La patogenia de la TVE asociada al cáncer incluye factores protrombóticos generales (liberación de citocinas inflamatorias, factores proangiogénicos, expresión de factor tisular por las células tumorales, etc.), mecánicos (estasis secundaria a la compresión extrínseca de las venas por el tumor, cirugía abdominal) y factores de trombofilia hereditaria [8].
Los cánceres más frecuentemente asociados a la TVE son los de hígado y páncreas, con una escasa frecuencia de tumores de localización colorrectal, mama, útero y próstata, y de forma general es más frecuente que el cáncer esté en un estadio avanzado o metastásico cuando se asocia con la TVE.

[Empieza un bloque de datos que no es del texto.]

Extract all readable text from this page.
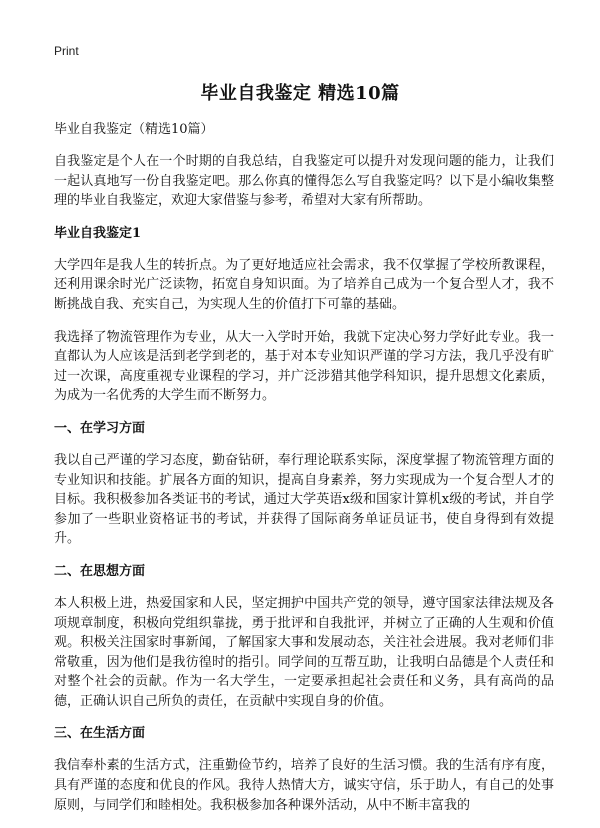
Print
毕业自我鉴定 精选10篇
毕业自我鉴定（精选10篇）

自我鉴定是个人在一个时期的自我总结，自我鉴定可以提升对发现问题的能力，让我们一起认真地写一份自我鉴定吧。那么你真的懂得怎么写自我鉴定吗？以下是小编收集整理的毕业自我鉴定，欢迎大家借鉴与参考，希望对大家有所帮助。

毕业自我鉴定1

大学四年是我人生的转折点。为了更好地适应社会需求，我不仅掌握了学校所教课程，还利用课余时光广泛读物，拓宽自身知识面。为了培养自己成为一个复合型人才，我不断挑战自我、充实自己，为实现人生的价值打下可靠的基础。

我选择了物流管理作为专业，从大一入学时开始，我就下定决心努力学好此专业。我一直都认为人应该是活到老学到老的，基于对本专业知识严谨的学习方法，我几乎没有旷过一次课，高度重视专业课程的学习，并广泛涉猎其他学科知识，提升思想文化素质，为成为一名优秀的大学生而不断努力。

一、在学习方面

我以自己严谨的学习态度，勤奋钻研，奉行理论联系实际，深度掌握了物流管理方面的专业知识和技能。扩展各方面的知识，提高自身素养，努力实现成为一个复合型人才的目标。我积极参加各类证书的考试，通过大学英语x级和国家计算机x级的考试，并自学参加了一些职业资格证书的考试，并获得了国际商务单证员证书，使自身得到有效提升。

二、在思想方面

本人积极上进，热爱国家和人民，坚定拥护中国共产党的领导，遵守国家法律法规及各项规章制度，积极向党组织靠拢，勇于批评和自我批评，并树立了正确的人生观和价值观。积极关注国家时事新闻，了解国家大事和发展动态，关注社会进展。我对老师们非常敬重，因为他们是我彷徨时的指引。同学间的互帮互助，让我明白品德是个人责任和对整个社会的贡献。作为一名大学生，一定要承担起社会责任和义务，具有高尚的品德，正确认识自己所负的责任，在贡献中实现自身的价值。

三、在生活方面

我信奉朴素的生活方式，注重勤俭节约，培养了良好的生活习惯。我的生活有序有度，具有严谨的态度和优良的作风。我待人热情大方，诚实守信，乐于助人，有自己的处事原则，与同学们和睦相处。我积极参加各种课外活动，从中不断丰富我的
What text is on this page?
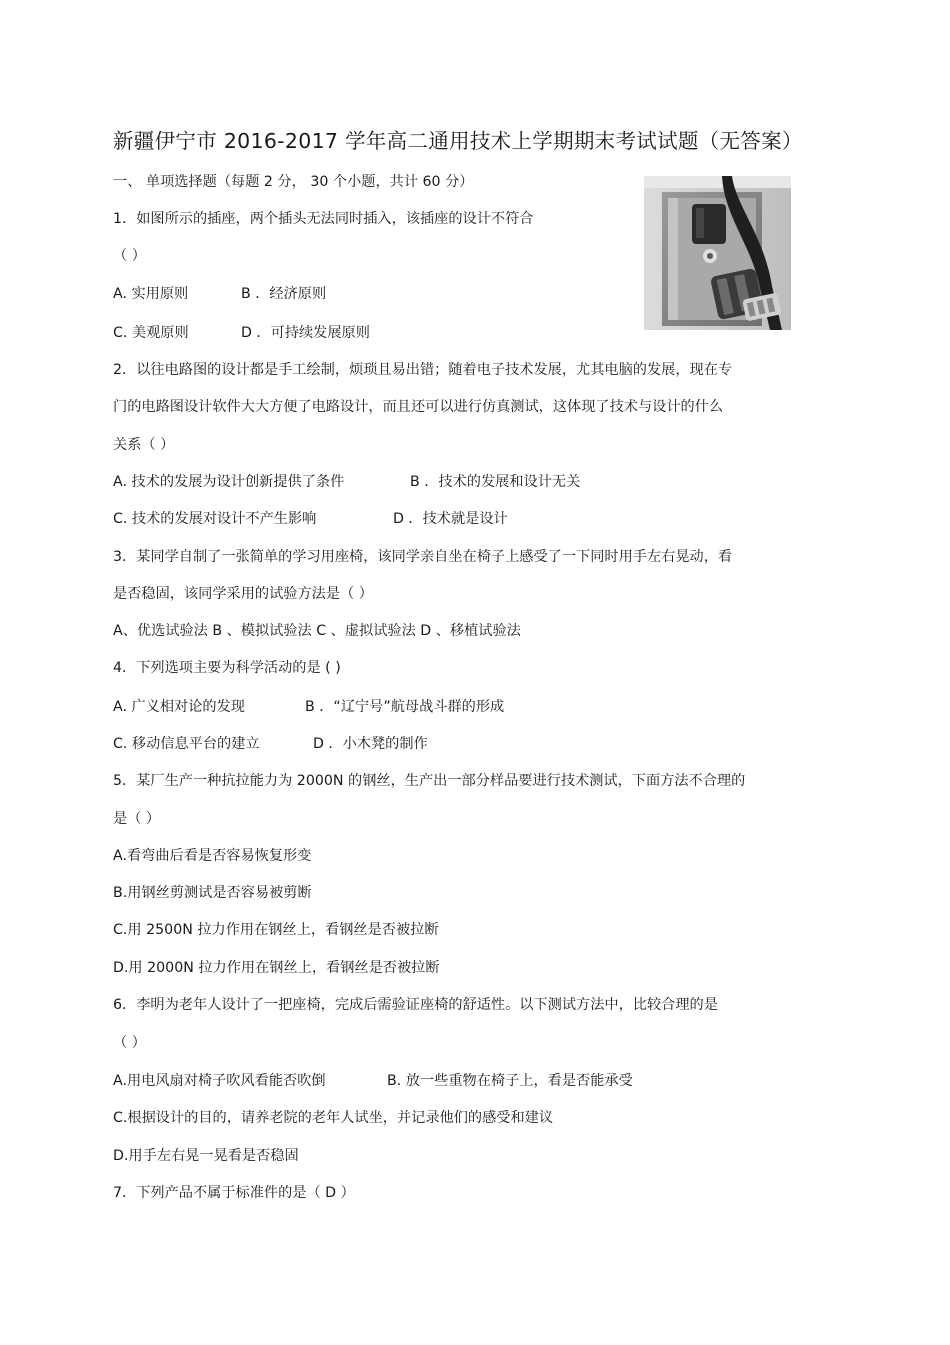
新疆伊宁市 2016-2017 学年高二通用技术上学期期末考试试题（无答案）
一、 单项选择题（每题 2 分， 30 个小题，共计 60 分）
1．如图所示的插座，两个插头无法同时插入，该插座的设计不符合
（ ）
A. 实用原则	B ．经济原则
C. 美观原则	D ．可持续发展原则
2．以往电路图的设计都是手工绘制，烦琐且易出错；随着电子技术发展，尤其电脑的发展，现在专
门的电路图设计软件大大方便了电路设计，而且还可以进行仿真测试，这体现了技术与设计的什么
关系（ ）
A. 技术的发展为设计创新提供了条件	B ．技术的发展和设计无关
C. 技术的发展对设计不产生影响	D ．技术就是设计
3．某同学自制了一张简单的学习用座椅，该同学亲自坐在椅子上感受了一下同时用手左右晃动，看
是否稳固，该同学采用的试验方法是（ ）
A、优选试验法 B 、模拟试验法 C 、虚拟试验法 D 、移植试验法
4．下列选项主要为科学活动的是 ( )
A. 广义相对论的发现	B ．“辽宁号”航母战斗群的形成
C. 移动信息平台的建立	D ．小木凳的制作
5．某厂生产一种抗拉能力为 2000N 的钢丝，生产出一部分样品要进行技术测试，下面方法不合理的
是（ ）
A.看弯曲后看是否容易恢复形变
B.用钢丝剪测试是否容易被剪断
C.用 2500N 拉力作用在钢丝上，看钢丝是否被拉断
D.用 2000N 拉力作用在钢丝上，看钢丝是否被拉断
6．李明为老年人设计了一把座椅，完成后需验证座椅的舒适性。以下测试方法中，比较合理的是
（ ）
A.用电风扇对椅子吹风看能否吹倒	B. 放一些重物在椅子上，看是否能承受
C.根据设计的目的，请养老院的老年人试坐，并记录他们的感受和建议
D.用手左右晃一晃看是否稳固
7．下列产品不属于标准件的是（ D ）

Las neoplasias hematológicas también se han relacionado con la TVE, sobre todo las mieloproliferativas y especialmente las que presentan una mutación JAK2 V617F, y con una mayor predisposición a inducir una trombosis de las venas suprahepáticas y menos frecuentemente de la vena porta. De forma global, conforman alrededor de un 10% de las TVE. La patogenia de la TVE en las neoplasias mieloproliferativas se basa fundamentalmente en una sobreexpresión de P-selectina inducida por la mutación de JAK2, que conlleva una mayor agregación plaquetaria y depósito de fibrina [9].